Structure & Formations
The price structure reveals a decisive breakdown below the 0.1223–0.1220 support cluster after a brief consolidation attempt near 0.1255–0.1260. A bearish engulfing pattern formed at 0.1253–0.1246 at 14:15 ET, confirming renewed downside bias. A long lower wick near 0.1220 at 15:30 ET suggests partial rejection, but the subsequent candle at 16:00 ET closed at 0.1219, signaling continued selling pressure. A key bearish continuation pattern is now in place as price moves lower.
Moving Averages
On the 15-minute chart, price broke below the 50- and 20-period moving averages, with the 50 SMA falling below the 20 SMA to form a bearish crossover. On the daily chart, the 50-day MA is at ~0.1285, while the 200-day MA sits at ~0.1325, confirming a longer-term bearish trend.
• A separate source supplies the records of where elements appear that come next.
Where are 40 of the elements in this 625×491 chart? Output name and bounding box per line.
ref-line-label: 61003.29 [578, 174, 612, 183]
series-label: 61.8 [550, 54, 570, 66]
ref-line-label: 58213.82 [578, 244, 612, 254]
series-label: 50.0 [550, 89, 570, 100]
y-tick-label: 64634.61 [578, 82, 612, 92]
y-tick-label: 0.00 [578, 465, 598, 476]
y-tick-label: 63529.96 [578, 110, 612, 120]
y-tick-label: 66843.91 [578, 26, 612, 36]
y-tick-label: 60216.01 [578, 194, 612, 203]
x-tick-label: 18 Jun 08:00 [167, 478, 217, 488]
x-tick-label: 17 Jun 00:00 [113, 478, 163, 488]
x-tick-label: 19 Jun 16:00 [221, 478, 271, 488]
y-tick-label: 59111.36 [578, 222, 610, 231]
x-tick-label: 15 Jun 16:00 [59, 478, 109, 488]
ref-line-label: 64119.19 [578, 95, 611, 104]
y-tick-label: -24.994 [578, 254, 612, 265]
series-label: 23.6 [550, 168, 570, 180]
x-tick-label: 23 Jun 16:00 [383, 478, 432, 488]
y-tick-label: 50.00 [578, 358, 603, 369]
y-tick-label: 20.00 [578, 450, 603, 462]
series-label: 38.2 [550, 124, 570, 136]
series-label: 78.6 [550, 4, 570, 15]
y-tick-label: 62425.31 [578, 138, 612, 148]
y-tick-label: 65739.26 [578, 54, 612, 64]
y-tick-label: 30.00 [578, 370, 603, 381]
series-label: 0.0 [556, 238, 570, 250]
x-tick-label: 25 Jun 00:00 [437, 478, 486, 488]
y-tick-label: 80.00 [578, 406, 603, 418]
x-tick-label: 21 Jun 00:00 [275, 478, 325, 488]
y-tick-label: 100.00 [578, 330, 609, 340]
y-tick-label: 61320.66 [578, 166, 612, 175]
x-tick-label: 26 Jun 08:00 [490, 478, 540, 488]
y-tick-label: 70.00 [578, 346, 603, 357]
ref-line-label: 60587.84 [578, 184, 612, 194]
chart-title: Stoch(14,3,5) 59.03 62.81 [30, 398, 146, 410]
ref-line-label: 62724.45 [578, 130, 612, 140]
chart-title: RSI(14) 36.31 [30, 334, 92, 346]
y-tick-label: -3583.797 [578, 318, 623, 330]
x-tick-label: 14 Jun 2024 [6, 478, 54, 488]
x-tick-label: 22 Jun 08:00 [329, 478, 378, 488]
As long as price remains below the 50 SMA (~0.1275), the downtrend remains intact.
MACD & RSI
The RSI fell to oversold territory (27) during the last 4 hours of the period, hinting at potential short-covering or a bounce. However, the MACD remained bearish, with the histogram expanding in the negative range and the line below the signal line. The divergence between RSI and price is weak, but the MACD confirms the momentum is still bearish. A move above 0.1230 would be needed to see a reversal in the near term.
Bollinger Bands
Bollinger Bands tightened during the early morning hours at 0.1255–0.1275, forming a volatility contraction before the sharp breakdown. This was followed by a rapid expansion as price broke the lower band at 0.1220–0.1223. The widening bands suggest increased trading activity and a potential reversal or continuation, depending on how the 0.1220 level holds. Price is currently sitting near the lower band at 0.1220, indicating a high volatility environment.
Volume & Turnover
Volume spiked significantly during the last 3 hours of the period, with over 500,000 units traded at prices below 0.1230. Notional turnover increased in line with the price drop, confirming the bearish momentum. The correlation between volume and price action suggests genuine selling pressure rather than a false breakdown. The lack of a divergence between price and turnover supports the continuation of the current trend.
Fibonacci Retracements
Applying Fibonacci to the recent swing from 0.1295 to 0.1220, the 38.2% level is at 0.1261 and the 61.8% level is at 0.1245. These levels could serve as key resistance zones for any short-term bounce. On the daily chart, the 61.8% level from the broader 0.1325–0.1219 move is at 0.1258, which might act as a strong resistance if the pair begins to stabilize. Break above 0.1258 would challenge the bearish narrative.
Backtest Hypothesis
The backtest strategy hinges on capturing continuation momentum after a confirmed breakdown of key support levels. A long bias in short-term trades would be triggered only after a retest of the 0.1220–0.1223 range with a bullish reversal pattern (e.g., a hammer or a bullish engulfing), confirmed by a close above 0.1225. Stop-loss would be placed below the recent low at 0.1218. A successful bounce could target the 0.1235–0.1240 cluster. For the bearish leg, a short trade could be triggered on a break below 0.1220, with stops above 0.1225 and a first target at 0.1210. Given the current momentum and volume, the short-side scenario appears more compelling in the near term.